(fun fact: getting your code to say ‘hello world’ is one of the oldest traditions in software)
I’m currently on Week 5 of an Introduction to Python Programming course ran by not-for-profit organisation Code First: Girls (CFG). Over the past few years, I’ve had a particular interest in the technology sector, and decided it was time to bite the bullet and start investigating how I could get involved.
Now, this was an interesting challenge, given that I’m a pure humanities student who hasn’t had formal Maths education since GCSEs and didn’t have the opportunity to learn to code during my undergrad. I heard about Code First: Girls through a friend and was apprehensive of how I’d find it.
Regardless of this, I decided to go ahead with the CFG online course, and have never looked back. The course is designed for university students and those in full time work, and consists of 8 weekly 2-hour workshops.
I’ve had lots of other non-STEM peers ask me for an honest opinion on how I’ve found the experience, particularly in the early days. So, to give you an idea of what it might be like, here is a summary of my main takeaways from my first lesson.

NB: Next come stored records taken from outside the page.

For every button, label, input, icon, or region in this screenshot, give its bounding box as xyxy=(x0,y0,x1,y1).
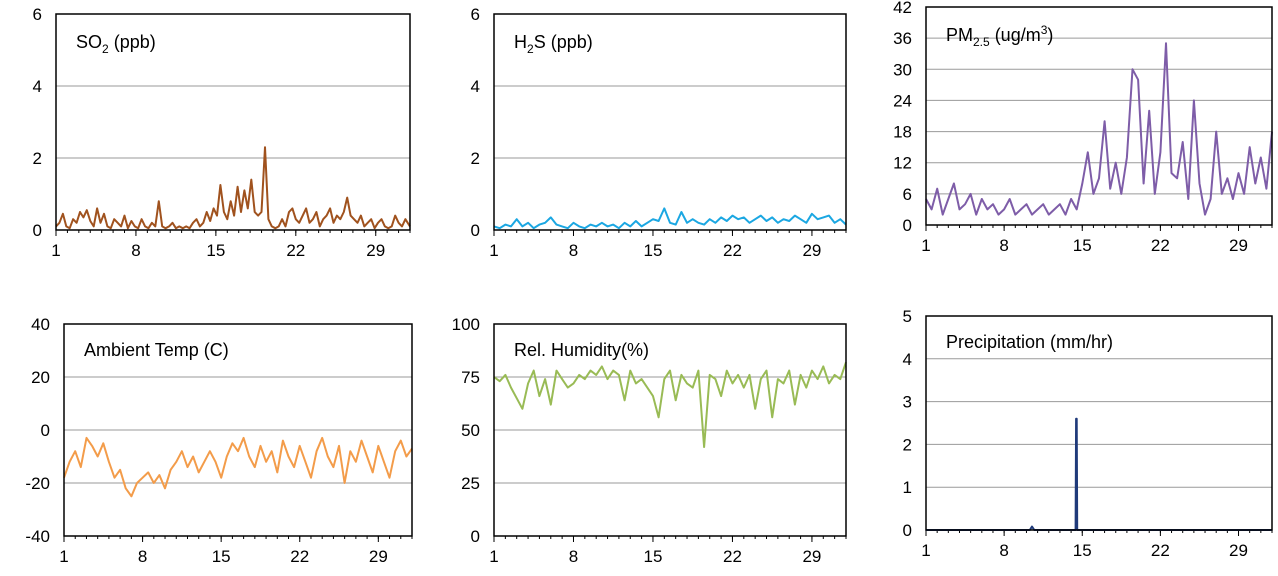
y-tick-label: 0 xyxy=(471,527,480,546)
series-line xyxy=(493,361,847,448)
y-tick-label: 75 xyxy=(461,368,480,387)
y-tick-label: 2 xyxy=(471,149,480,168)
y-tick-label: -40 xyxy=(25,527,50,546)
y-tick-label: 6 xyxy=(33,5,42,24)
x-tick-label: 15 xyxy=(206,241,225,260)
series-line xyxy=(493,207,847,230)
y-tick-label: 18 xyxy=(893,123,912,142)
x-tick-label: 1 xyxy=(489,547,498,566)
y-tick-label: 2 xyxy=(903,435,912,454)
x-tick-label: 22 xyxy=(723,547,742,566)
y-tick-label: 1 xyxy=(903,478,912,497)
chart-title: Ambient Temp (C) xyxy=(84,340,229,360)
y-tick-label: 50 xyxy=(461,421,480,440)
x-tick-label: 15 xyxy=(644,547,663,566)
x-tick-label: 1 xyxy=(59,547,68,566)
y-tick-label: 5 xyxy=(903,307,912,326)
y-tick-label: 3 xyxy=(903,393,912,412)
x-tick-label: 29 xyxy=(802,241,821,260)
plot-frame xyxy=(493,323,847,537)
y-tick-label: 0 xyxy=(41,421,50,440)
x-tick-label: 29 xyxy=(1229,236,1248,255)
x-tick-label: 22 xyxy=(1151,236,1170,255)
x-tick-label: 8 xyxy=(999,236,1008,255)
chart-title: H2S (ppb) xyxy=(514,32,593,56)
y-tick-label: 25 xyxy=(461,474,480,493)
plot-frame xyxy=(63,323,413,537)
x-tick-label: 8 xyxy=(569,547,578,566)
series-line xyxy=(63,436,413,498)
x-tick-label: 29 xyxy=(802,547,821,566)
chart-svg-2: 0 2 4 6 1 8 15 22 29 H2S (ppb) xyxy=(471,5,847,260)
y-tick-label: 42 xyxy=(893,0,912,17)
x-tick-label: 8 xyxy=(569,241,578,260)
x-tick-label: 22 xyxy=(1151,541,1170,560)
chart-svg-4: -40 -20 0 20 40 1 8 15 22 29 Ambient Temp (C) xyxy=(25,315,413,566)
y-tick-label: 100 xyxy=(452,315,480,334)
x-tick-label: 29 xyxy=(366,241,385,260)
x-tick-label: 1 xyxy=(921,236,930,255)
x-tick-label: 1 xyxy=(51,241,60,260)
y-tick-label: 12 xyxy=(893,154,912,173)
y-tick-label: 36 xyxy=(893,29,912,48)
chart-panel-1: 0 2 4 6 1 8 15 22 29 SO2 (ppb) xyxy=(0,0,420,275)
y-tick-label: 40 xyxy=(31,315,50,334)
plot-frame xyxy=(925,6,1273,226)
y-tick-label: 0 xyxy=(903,521,912,540)
x-tick-label: 22 xyxy=(723,241,742,260)
x-tick-label: 15 xyxy=(1073,541,1092,560)
x-tick-label: 8 xyxy=(999,541,1008,560)
x-tick-label: 15 xyxy=(644,241,663,260)
series-line xyxy=(925,42,1273,216)
chart-panel-3: 0 6 12 18 24 30 36 42 1 8 15 22 29 PM2.5 (ug/m3) xyxy=(860,0,1278,275)
chart-title: SO2 (ppb) xyxy=(76,32,156,56)
chart-panel-6: 0 1 2 3 4 5 1 8 15 22 29 Precipitation (mm/hr) xyxy=(860,300,1278,576)
y-tick-label: 0 xyxy=(903,216,912,235)
y-tick-label: 2 xyxy=(33,149,42,168)
y-tick-label: 30 xyxy=(893,60,912,79)
x-tick-label: 15 xyxy=(1073,236,1092,255)
series-line xyxy=(55,146,411,230)
plot-frame xyxy=(55,13,411,231)
chart-title: PM2.5 (ug/m3) xyxy=(946,23,1053,49)
y-tick-label: 0 xyxy=(471,221,480,240)
x-tick-label: 1 xyxy=(921,541,930,560)
x-tick-label: 22 xyxy=(286,241,305,260)
y-tick-label: 24 xyxy=(893,91,912,110)
x-tick-label: 1 xyxy=(489,241,498,260)
y-tick-label: 6 xyxy=(471,5,480,24)
y-tick-label: -20 xyxy=(25,474,50,493)
y-tick-label: 20 xyxy=(31,368,50,387)
y-tick-label: 4 xyxy=(33,77,42,96)
chart-title: Precipitation (mm/hr) xyxy=(946,332,1113,352)
y-tick-label: 4 xyxy=(471,77,480,96)
y-tick-label: 4 xyxy=(903,350,912,369)
y-tick-label: 6 xyxy=(903,185,912,204)
y-tick-label: 0 xyxy=(33,221,42,240)
series-line xyxy=(926,417,1272,531)
chart-svg-5: 0 25 50 75 100 1 8 15 22 29 Rel. Humidity(%) xyxy=(452,315,847,566)
plot-frame xyxy=(493,13,847,231)
chart-panel-5: 0 25 50 75 100 1 8 15 22 29 Rel. Humidity(%) xyxy=(430,300,850,576)
chart-panel-2: 0 2 4 6 1 8 15 22 29 H2S (ppb) xyxy=(430,0,850,275)
x-tick-label: 15 xyxy=(212,547,231,566)
x-tick-label: 22 xyxy=(290,547,309,566)
x-tick-label: 29 xyxy=(369,547,388,566)
x-tick-label: 8 xyxy=(138,547,147,566)
x-tick-label: 29 xyxy=(1229,541,1248,560)
plot-frame xyxy=(925,315,1273,531)
x-tick-label: 8 xyxy=(131,241,140,260)
chart-panel-4: -40 -20 0 20 40 1 8 15 22 29 Ambient Temp (C) xyxy=(0,300,420,576)
chart-title: Rel. Humidity(%) xyxy=(514,340,649,360)
chart-svg-1: 0 2 4 6 1 8 15 22 29 SO2 (ppb) xyxy=(33,5,411,260)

Note: the content of CFG classes remains the intellectual property of CFG, so I’ll primarily be discussing how I prepared for my first Python class and how I found it.
Things I wish I’d known before my first CFG Python class:
- I promise you don’t need to have done coding before. Promise. P r o m i s e. Especially for your first class! Everything is designed for complete beginners, so come with an open mind and willingness to learn. If you get stuck, there are multiple instructors, so it’s straightforward to ask for help. If you enjoy logical processes, you’ll probably enjoy it; my degree background is social and political sciences and I liked the way you can slowly build upon your coding knowledge to create more advanced programs.
- Give yourself some time to install and set up the required technology: CFG provide very clear instructions on how to set up everything you need for your first class. We use PyCharm Community, and at the beginning of my first class, when I went to open this for the first time, it took about 20 minutes to open on my incredibly slow laptop. I was stressed trying to simultaneously memorise the steps the class was taking and waiting for the programme to open – lesson learned and it’s been plain sailing ever since.
- It doesn’t have to be a solo battle. CFG offer a variety of courses – why not encourage a friend to sign up as well? Although CFG manage the applications and allocation of students to courses, having someone you know do any of their courses is a good way to hold yourself accountable. I was fortunate enough to end up on the same lesson slot as one of my friends (hi, Michelle!) and have found it incredibly helpful to talk to someone else during this learning journey about both its highlights and challenges.
- There are so many online resources to support you in your journey. CFG do a great job providing their core curriculum, teaching and homework tasks. However, if there is anything you are unsure on, there are also hundreds of blogs, videos and courses that you can follow to go over topics covered in class.
Interested in signing up yourself?
Code First: Girls run three free courses:
- Introduction to Web Development
- Introduction to Python Programming
- Introduction to Data Science and SQL Programming
These courses are open to self-identifying women:
- aged 18-23
- OR are currently studying at university
- OR have finished their studies in the last two years
If you’re interested in signing up for a free course (2 hours, once a week for 8 weeks), you can do this here. As you can probably tell, I’d highly recommend it.
In these uncertain times, it is useful to think of different ways to approach challenges and think broadly regarding different options which may be available to you.
A big thank you to all the volunteers at CFG for helping female students from all backgrounds to begin to explore careers and possibilities within the tech industry.